Мазепа, воспитанный в Европе в то время как понятия о дворянской чести были на высшей степени силы, Маз.<епа> мог помнить долго обиду московского царя и отомстить ему при случае. В этой черте весь его характер, скрытый, жестокой, постоянный. Дернуть поляка или казака за усы, вс° равно было что схватить россиянина за бороду. Хмельницкой за все обиды, претерпенные, помнится, от Чернецкого - получил в возмездие, по приговору Речи посполитой, остриженный ус своего неприятеля (см.

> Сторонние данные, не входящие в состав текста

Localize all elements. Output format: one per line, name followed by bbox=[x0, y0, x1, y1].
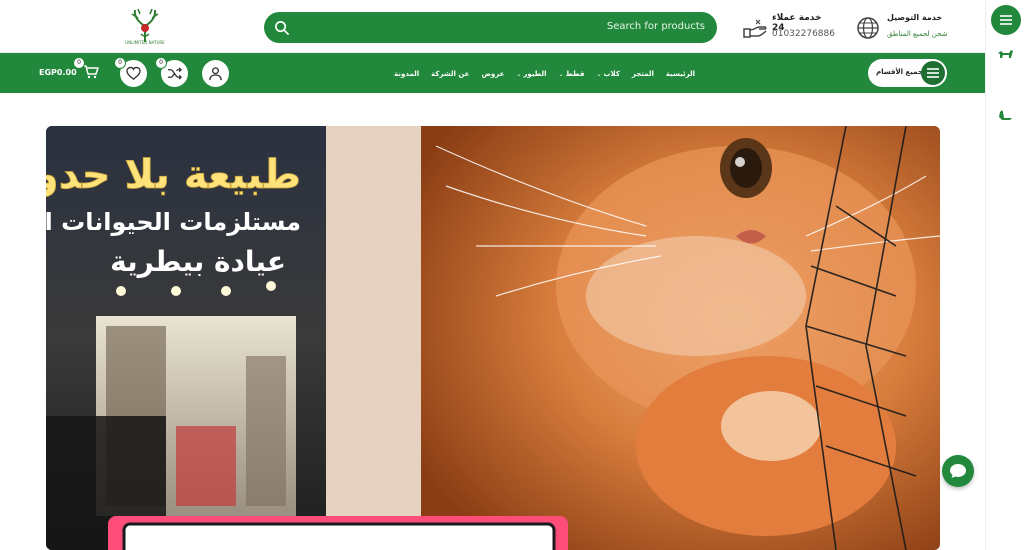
account-button[interactable] bbox=[202, 60, 229, 87]
menu-item-home[interactable]: الرئيسية bbox=[666, 67, 695, 81]
top-header: UNLIMITED NATURE Search for products خدم… bbox=[0, 0, 985, 53]
all-categories-label: جميع الأقسام bbox=[876, 68, 923, 76]
logo-caption: UNLIMITED NATURE bbox=[125, 40, 165, 45]
menu-item-cats[interactable]: قطط ⌄ bbox=[559, 67, 585, 81]
menu-item-offers[interactable]: عروض bbox=[481, 67, 504, 81]
chevron-down-icon: ⌄ bbox=[558, 70, 564, 78]
hero-sign-line1: طبيعة بلا حدود bbox=[46, 152, 301, 198]
cart-total[interactable]: EGP0.00 bbox=[39, 68, 77, 77]
search-input[interactable]: Search for products bbox=[607, 21, 705, 32]
page: { "header": { "logo_alt": "Unlimited Nat… bbox=[0, 0, 1024, 550]
wishlist-count-badge: 0 bbox=[114, 57, 126, 69]
search-bar[interactable]: Search for products bbox=[264, 12, 717, 43]
menu-item-birds[interactable]: الطيور ⌄ bbox=[516, 67, 546, 81]
hero-image: طبيعة بلا حدود مستلزمات الحيوانات الأليف… bbox=[46, 126, 940, 550]
bird-icon[interactable] bbox=[996, 108, 1014, 122]
menu-item-about[interactable]: عن الشركة bbox=[431, 67, 469, 81]
chevron-down-icon: ⌄ bbox=[516, 70, 522, 78]
menu-item-blog[interactable]: المدونة bbox=[394, 67, 419, 81]
main-navbar: EGP0.00 0 0 0 الرئيسية المتجر كلاب ⌄ قطط… bbox=[0, 53, 985, 93]
hero-sign-line3: عيادة بيطرية bbox=[110, 245, 286, 278]
cart-count-badge: 0 bbox=[73, 57, 85, 69]
delivery-subtitle: شحن لجميع المناطق bbox=[887, 30, 948, 38]
cart-icon[interactable] bbox=[83, 65, 99, 79]
main-menu: الرئيسية المتجر كلاب ⌄ قطط ⌄ الطيور ⌄ عروض … bbox=[394, 67, 695, 81]
shuffle-icon bbox=[167, 67, 182, 80]
delivery-service[interactable]: خدمة التوصيل شحن لجميع المناطق bbox=[855, 10, 955, 44]
hero-sign-line2: مستلزمات الحيوانات الأليفة bbox=[46, 207, 301, 236]
menu-item-shop[interactable]: المتجر bbox=[632, 67, 654, 81]
side-menu-button[interactable] bbox=[991, 5, 1021, 35]
compare-count-badge: 0 bbox=[155, 57, 167, 69]
customer-support[interactable]: خدمة عملاء 24 01032276886 bbox=[742, 10, 837, 44]
heart-icon bbox=[126, 66, 141, 80]
support-phone[interactable]: 01032276886 bbox=[772, 29, 835, 39]
search-icon[interactable] bbox=[274, 20, 289, 35]
delivery-title: خدمة التوصيل bbox=[887, 13, 943, 22]
user-icon bbox=[209, 67, 222, 81]
hero-banner[interactable]: طبيعة بلا حدود مستلزمات الحيوانات الأليف… bbox=[46, 126, 940, 550]
chat-button[interactable] bbox=[942, 455, 974, 487]
chevron-down-icon: ⌄ bbox=[596, 70, 602, 78]
all-categories-button[interactable]: جميع الأقسام bbox=[868, 59, 947, 87]
support-hand-icon bbox=[743, 19, 767, 38]
dog-icon[interactable] bbox=[996, 47, 1014, 61]
globe-icon bbox=[857, 17, 879, 39]
menu-icon bbox=[1000, 15, 1012, 25]
menu-icon bbox=[921, 61, 945, 85]
menu-item-dogs[interactable]: كلاب ⌄ bbox=[596, 67, 619, 81]
side-rail bbox=[985, 0, 1024, 550]
chat-icon bbox=[950, 464, 966, 478]
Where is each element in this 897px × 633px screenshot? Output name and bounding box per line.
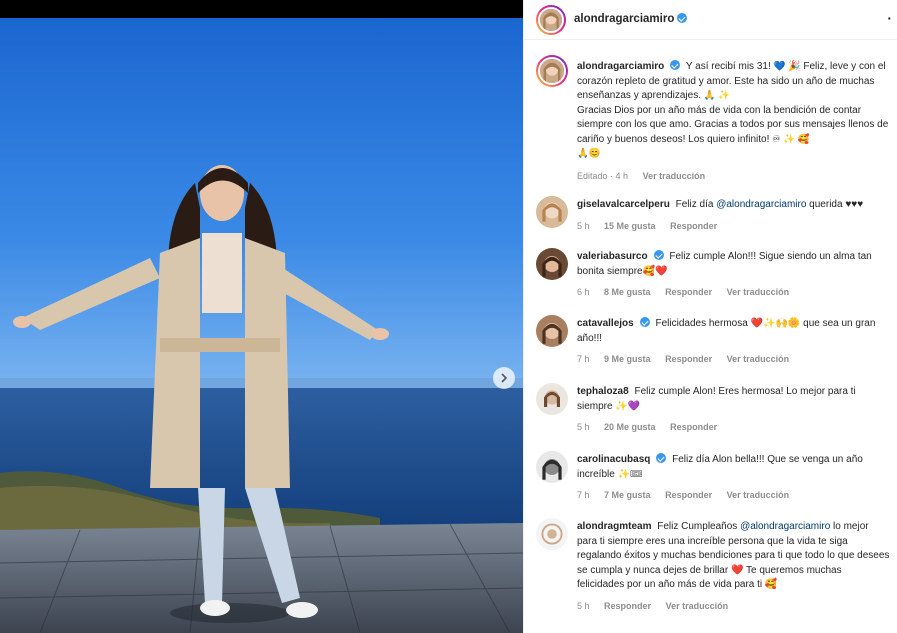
comment-text-after: querida ♥♥♥ — [806, 199, 864, 210]
author-username[interactable]: alondragarciamiro — [574, 13, 688, 25]
comment-reply-button[interactable]: Responder — [670, 422, 717, 432]
commenter-avatar[interactable] — [536, 383, 568, 415]
comment-time: 5 h — [577, 220, 590, 231]
commenter-avatar[interactable] — [536, 196, 568, 228]
post-caption: alondragarciamiro Y así recibí mis 31! 💙… — [536, 55, 891, 183]
caption-edited: Editado · 4 h — [577, 170, 629, 181]
comment-username[interactable]: catavallejos — [577, 318, 634, 329]
comment-likes[interactable]: 9 Me gusta — [604, 354, 651, 364]
comment-translate-link[interactable]: Ver traducción — [727, 287, 790, 297]
comment-username[interactable]: alondragmteam — [577, 521, 651, 532]
post-photo — [0, 18, 523, 633]
top-black-bar — [0, 0, 523, 18]
comment-time: 6 h — [577, 287, 590, 297]
post-header: alondragarciamiro · — [524, 0, 897, 40]
comment-translate-link[interactable]: Ver traducción — [666, 601, 729, 611]
comment-item: tephaloza8 Feliz cumple Alon! Eres hermo… — [536, 383, 891, 435]
caption-emoji-2: 🙏 ✨ — [703, 90, 731, 101]
commenter-avatar[interactable] — [536, 315, 568, 347]
verified-badge-icon — [639, 317, 650, 327]
caption-emoji-1: 💙 — [773, 61, 786, 72]
caption-avatar[interactable] — [536, 55, 568, 87]
more-options-icon[interactable]: · — [887, 10, 892, 26]
commenter-avatar[interactable] — [536, 248, 568, 280]
comment-item: alondragmteam Feliz Cumpleaños @alondrag… — [536, 518, 891, 613]
comment-translate-link[interactable]: Ver traducción — [727, 354, 790, 364]
comment-likes[interactable]: 7 Me gusta — [604, 490, 651, 500]
comment-time: 5 h — [577, 422, 590, 432]
comment-reply-button[interactable]: Responder — [665, 354, 712, 364]
comment-time: 7 h — [577, 354, 590, 364]
chevron-right-icon — [501, 373, 508, 383]
comment-likes[interactable]: 8 Me gusta — [604, 287, 651, 297]
post-photo-panel — [0, 0, 523, 633]
caption-username[interactable]: alondragarciamiro — [577, 61, 664, 72]
comment-likes[interactable]: 20 Me gusta — [604, 422, 656, 432]
caption-emoji-3: ♾ ✨ 🥰 — [772, 133, 810, 145]
comment-time: 7 h — [577, 490, 590, 500]
next-photo-button[interactable] — [493, 367, 515, 389]
comment-username[interactable]: giselavalcarcelperu — [577, 199, 670, 210]
verified-badge-icon — [677, 13, 688, 23]
comment-text: Feliz Cumpleaños — [657, 521, 741, 532]
comment-mention[interactable]: @alondragarciamiro — [716, 199, 806, 210]
comment-username[interactable]: valeriabasurco — [577, 251, 648, 262]
commenter-avatar[interactable] — [536, 518, 568, 550]
commenter-avatar[interactable] — [536, 451, 568, 483]
comment-reply-button[interactable]: Responder — [604, 601, 651, 611]
comment-item: valeriabasurco Feliz cumple Alon!!! Sigu… — [536, 248, 891, 300]
comment-translate-link[interactable]: Ver traducción — [727, 490, 790, 500]
comment-text: Feliz día — [675, 199, 717, 210]
author-avatar[interactable] — [536, 5, 566, 35]
verified-badge-icon — [670, 60, 681, 70]
comment-item: catavallejos Felicidades hermosa ❤️✨🙌🌼 q… — [536, 315, 891, 367]
comment-reply-button[interactable]: Responder — [665, 287, 712, 297]
caption-text-3: Gracias Dios por un año más de vida con … — [577, 104, 889, 145]
comment-time: 5 h — [577, 600, 590, 611]
caption-emoji-4: 🙏😊 — [577, 148, 601, 159]
comment-mention[interactable]: @alondragarciamiro — [740, 521, 830, 532]
verified-badge-icon — [653, 250, 664, 260]
comment-likes[interactable]: 15 Me gusta — [604, 221, 656, 231]
verified-badge-icon — [656, 453, 667, 463]
comment-username[interactable]: tephaloza8 — [577, 386, 629, 397]
comment-username[interactable]: carolinacubasq — [577, 454, 650, 465]
author-username-text[interactable]: alondragarciamiro — [574, 13, 674, 25]
comment-reply-button[interactable]: Responder — [670, 221, 717, 231]
post-sidebar: alondragarciamiro · alondragarciamiro Y … — [523, 0, 897, 633]
caption-translate-link[interactable]: Ver traducción — [643, 171, 706, 181]
caption-text-1: Y así recibí mis 31! — [685, 61, 774, 72]
comment-item: giselavalcarcelperu Feliz día @alondraga… — [536, 196, 891, 233]
comment-reply-button[interactable]: Responder — [665, 490, 712, 500]
comment-item: carolinacubasq Feliz día Alon bella!!! Q… — [536, 451, 891, 503]
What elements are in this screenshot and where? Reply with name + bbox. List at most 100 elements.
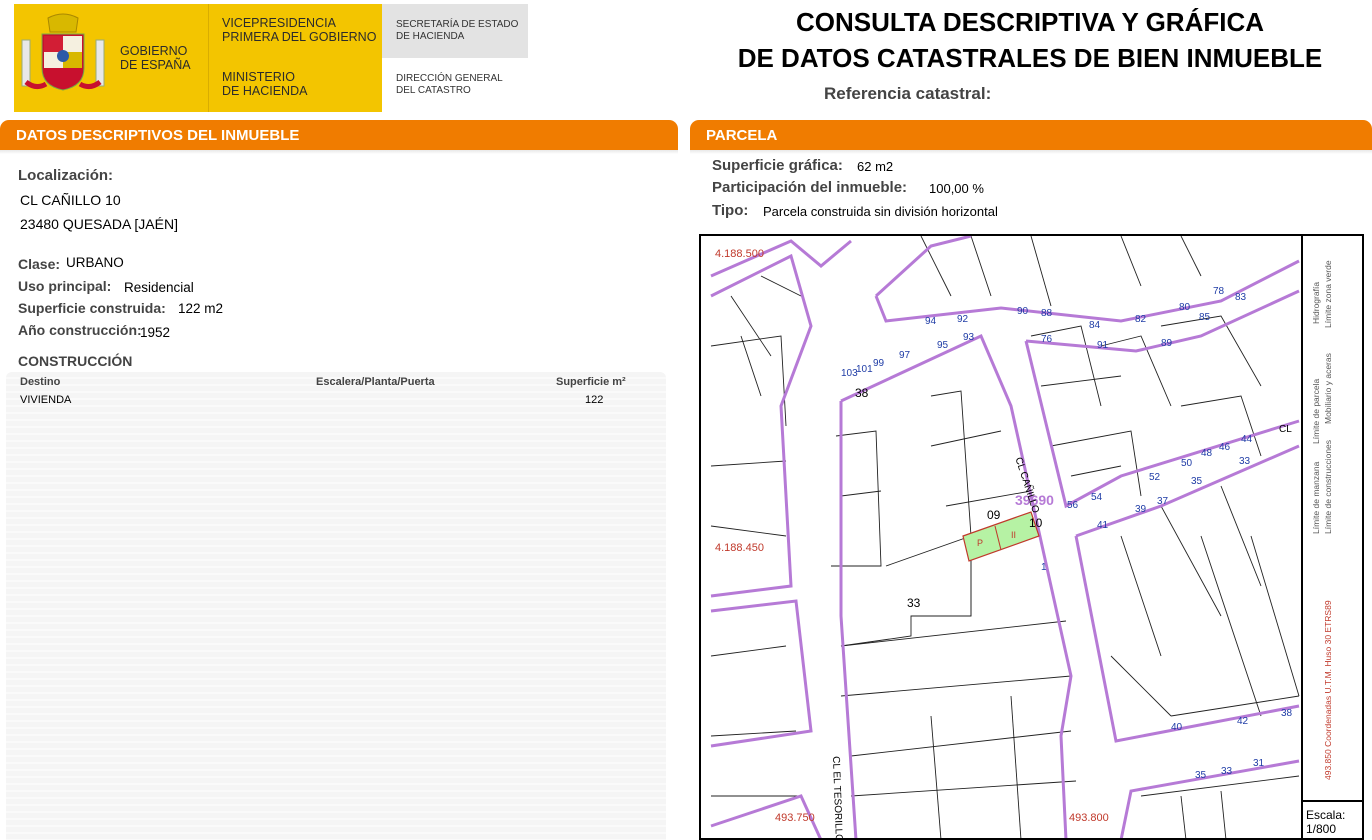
house-number: 93 (963, 332, 975, 343)
cadastral-map[interactable]: 4.188.500 4.188.450 493.750 493.800 3969… (699, 234, 1364, 840)
page-title: CONSULTA DESCRIPTIVA Y GRÁFICA DE DATOS … (690, 4, 1370, 76)
scale-label: Escala: (1306, 808, 1346, 822)
subject-parcel[interactable] (962, 511, 1040, 562)
house-number: 52 (1149, 472, 1161, 483)
parcel-section: PARCELA (690, 120, 1372, 154)
house-number: 97 (899, 350, 911, 361)
house-number: 91 (1097, 340, 1109, 351)
use-label: Uso principal: (18, 278, 112, 294)
table-header-area: Superficie m² (556, 376, 626, 388)
title-line2: DE DATOS CATASTRALES DE BIEN INMUEBLE (737, 43, 1323, 73)
house-number: 39 (1135, 504, 1147, 515)
section-title-descriptive: DATOS DESCRIPTIVOS DEL INMUEBLE (0, 120, 678, 150)
house-number: 76 (1041, 334, 1053, 345)
house-number: 38 (1281, 708, 1293, 719)
section-shadow (690, 150, 1372, 154)
location-label: Localización: (18, 167, 114, 184)
house-number: 33 (1221, 766, 1233, 777)
vp-line1: VICEPRESIDENCIA (222, 16, 336, 30)
participation-value: 100,00 % (929, 181, 984, 196)
house-number: 31 (1253, 758, 1265, 769)
min-line1: MINISTERIO (222, 70, 295, 84)
type-label: Tipo: (712, 202, 749, 219)
house-number: 83 (1235, 292, 1247, 303)
built-area-label: Superficie construida: (18, 300, 166, 316)
map-drawing[interactable] (701, 236, 1303, 840)
house-number: 78 (1213, 286, 1225, 297)
government-name: GOBIERNO DE ESPAÑA (120, 44, 191, 72)
title-line1: CONSULTA DESCRIPTIVA Y GRÁFICA (795, 7, 1265, 37)
house-number: 42 (1237, 716, 1249, 727)
scale-value: 1/800 (1306, 822, 1337, 836)
house-number: 99 (873, 358, 885, 369)
legend-construction-boundary: Límite de construcciones (1323, 439, 1333, 534)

Конисского).
Старый гетман, предвидя неудачу, бранит в моей поэме молодого Карла, и называет его мальчиком и сумасшедшим. Критики важно укоряли меня в неосновательном мнении о шв.<едском> короле. У меня сказано где-то, что Мазепа ни к чему не был привязан; критики ссылались на собственные слова гетмана, уверяющего Марию, что он любит ее
больше славы, больше власти.
Так понимали они драмматическое искусство!
Потом следовала критика мелочная, критика букв, от которой пора бы нам отвыкнуть. Слова усы, визжать, вставай, рассветает, ого, пора казались критикам низкими, бурлацкими; [низкими словами я, как В.<ильгельм> К.<юхельбекер,> почитаю те, которые подлым образом выражают какие нибудь понятия; например, нализаться вместо напиться пьяным и т. п.;] но никогда не пожертвую искренностию и точностию выражения провинциальной чопорности и боязни казаться простонародным, славянофилом и тому под.
В В.<естнике> Е.<вропы> заметили, что заглавие поэмы ошибочно, и что, вероятно, не назвал я ее Мазепой, чтоб не напомнить о Байроне. Справедливо. Но была тут и другая причина: эпиграф. Так и Бахч.<исарайский> Фонт.<ан> в рукописи назван был Гаремом, но меланхолической эпиграф (который конечно лучше всей поэмы) соблазнил меня.
-----
Кстати о Полтаве, критики упомянули однако ж о Байроновом Мазепе. Но как они понимали его, или справедливее как не понимали!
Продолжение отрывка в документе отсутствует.